Certes la pratique la plus ancienne du régime aurait dû conduire à un aménagement de ce dispositif qui a toujours efficacement fonctionné.Ainsi en janvier 1994 a été repoussée la création d'une commission d'enquête concernant les relations financières de la famille du président Mitterrand ; et en accord avec celui-ci Valéry Giscard d'Estaing avait refusé d'être auditionné en septembre 1984 par une commission d'enquête sur l'affaire dite des avions renifleurs. Lors de l'affaire Habache en janvier 1992 le directeur de cabinet de cabinet de François Mitterrand Gilles Ménage s'est abrité derrière le Président pour refuser de répondre aux questions de la commission d'enquête sénatoriale.Durant les cohabitations, les détenteurs de la fonction et les prétendants à celle-ci se sont accordés pour la préserver de toute atteinte parlementaire. Le Conseil constitutionnel les a suivis et s'est érigé en gardien vigilant de« l'inaccessibilité » du Président dans une fameuse et controversée décision du 22 janvier 1999. On n ‘a pas oublié l'impossibilité faite à Arnaud Montebourg en mai 2001, faute du soutien de la direction du PS, de mettre en œuvre la procédure de l'article 68 pour renvoyer Jacques Chirac devant la commission d'instruction de la Haute Cour de Justice. Au-delà des questions pénales que cette affaire soulevait, le Conseil, quand il est saisi, veille de manière constante « au strict respect mutuel de l'indépendance et de la compétence » du législatif et de l'exécutif. On peut donc craindre qu'il ne le fasse aussi en cette circonstance.

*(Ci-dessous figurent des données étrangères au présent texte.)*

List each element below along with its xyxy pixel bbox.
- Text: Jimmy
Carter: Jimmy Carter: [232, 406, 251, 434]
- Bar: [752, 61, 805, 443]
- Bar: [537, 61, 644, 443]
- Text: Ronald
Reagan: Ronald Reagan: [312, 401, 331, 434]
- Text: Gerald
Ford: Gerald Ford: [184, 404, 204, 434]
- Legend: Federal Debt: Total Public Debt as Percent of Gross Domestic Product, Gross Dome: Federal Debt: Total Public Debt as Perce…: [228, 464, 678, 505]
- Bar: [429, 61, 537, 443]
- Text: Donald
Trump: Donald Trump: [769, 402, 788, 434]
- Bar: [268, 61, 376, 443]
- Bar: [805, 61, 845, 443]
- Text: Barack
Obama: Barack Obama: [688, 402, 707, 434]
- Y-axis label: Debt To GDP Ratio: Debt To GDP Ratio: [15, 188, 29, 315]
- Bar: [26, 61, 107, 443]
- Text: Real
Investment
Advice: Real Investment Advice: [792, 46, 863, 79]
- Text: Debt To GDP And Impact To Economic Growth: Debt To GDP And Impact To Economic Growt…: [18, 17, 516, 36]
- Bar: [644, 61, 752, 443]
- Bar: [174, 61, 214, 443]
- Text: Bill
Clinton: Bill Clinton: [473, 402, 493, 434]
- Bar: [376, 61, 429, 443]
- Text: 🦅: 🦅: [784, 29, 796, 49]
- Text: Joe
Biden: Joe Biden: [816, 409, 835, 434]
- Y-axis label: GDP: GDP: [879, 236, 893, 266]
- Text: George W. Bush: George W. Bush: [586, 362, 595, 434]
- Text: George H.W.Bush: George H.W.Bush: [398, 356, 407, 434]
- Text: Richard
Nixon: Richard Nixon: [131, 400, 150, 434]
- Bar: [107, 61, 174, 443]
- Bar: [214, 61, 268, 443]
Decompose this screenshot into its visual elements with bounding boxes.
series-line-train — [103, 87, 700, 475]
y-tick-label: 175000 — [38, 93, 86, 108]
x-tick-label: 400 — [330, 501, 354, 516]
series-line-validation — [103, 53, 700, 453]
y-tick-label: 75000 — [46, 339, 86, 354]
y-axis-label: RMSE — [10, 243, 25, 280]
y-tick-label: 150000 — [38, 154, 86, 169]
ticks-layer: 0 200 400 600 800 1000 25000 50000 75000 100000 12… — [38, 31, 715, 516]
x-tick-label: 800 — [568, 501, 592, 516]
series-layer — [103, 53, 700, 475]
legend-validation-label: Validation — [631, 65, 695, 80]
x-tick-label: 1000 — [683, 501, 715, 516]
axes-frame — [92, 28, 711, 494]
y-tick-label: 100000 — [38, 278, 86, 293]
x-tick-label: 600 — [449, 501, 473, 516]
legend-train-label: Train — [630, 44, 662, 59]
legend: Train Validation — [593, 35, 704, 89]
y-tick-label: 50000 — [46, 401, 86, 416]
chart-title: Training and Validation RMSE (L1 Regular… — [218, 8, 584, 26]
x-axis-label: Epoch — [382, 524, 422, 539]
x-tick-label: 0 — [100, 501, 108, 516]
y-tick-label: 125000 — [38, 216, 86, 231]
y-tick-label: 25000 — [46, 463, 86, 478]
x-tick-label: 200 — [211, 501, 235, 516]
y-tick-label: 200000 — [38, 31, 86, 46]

L'irresponsabilité déborde ainsi largement le cadre de la« haute trahison » tracé à l'origine ; elle est devenu un privilège exorbitant du Président, un joker que l'on sort quand une affaire le gêne, alors qu'il a envahi tous les autres pouvoirs. Une exception il est vrai est survenue en 2007 avec la commission d'enquête sur la libération des infirmières bulgares devant laquelle un collaborateur du Président, Claude Guéant fut entendu. On va donc pouvoir vérifier si elle n'était que l'exception qui confirme la règle générale de ce régime ou si la confusion des pouvoirs qui est au principe du présidentialisme de cette République va jusqu'à reconnaître la pauvre et fragile limite que serait cette enquête sur l'Elysée. Mais il est clair qu'un rééquilibrage des pouvoirs, car c'est bien de cela qu'il s'agit un an après une révision annoncée comme installant une « V° bis », appelle une rupture et une nouvelle République.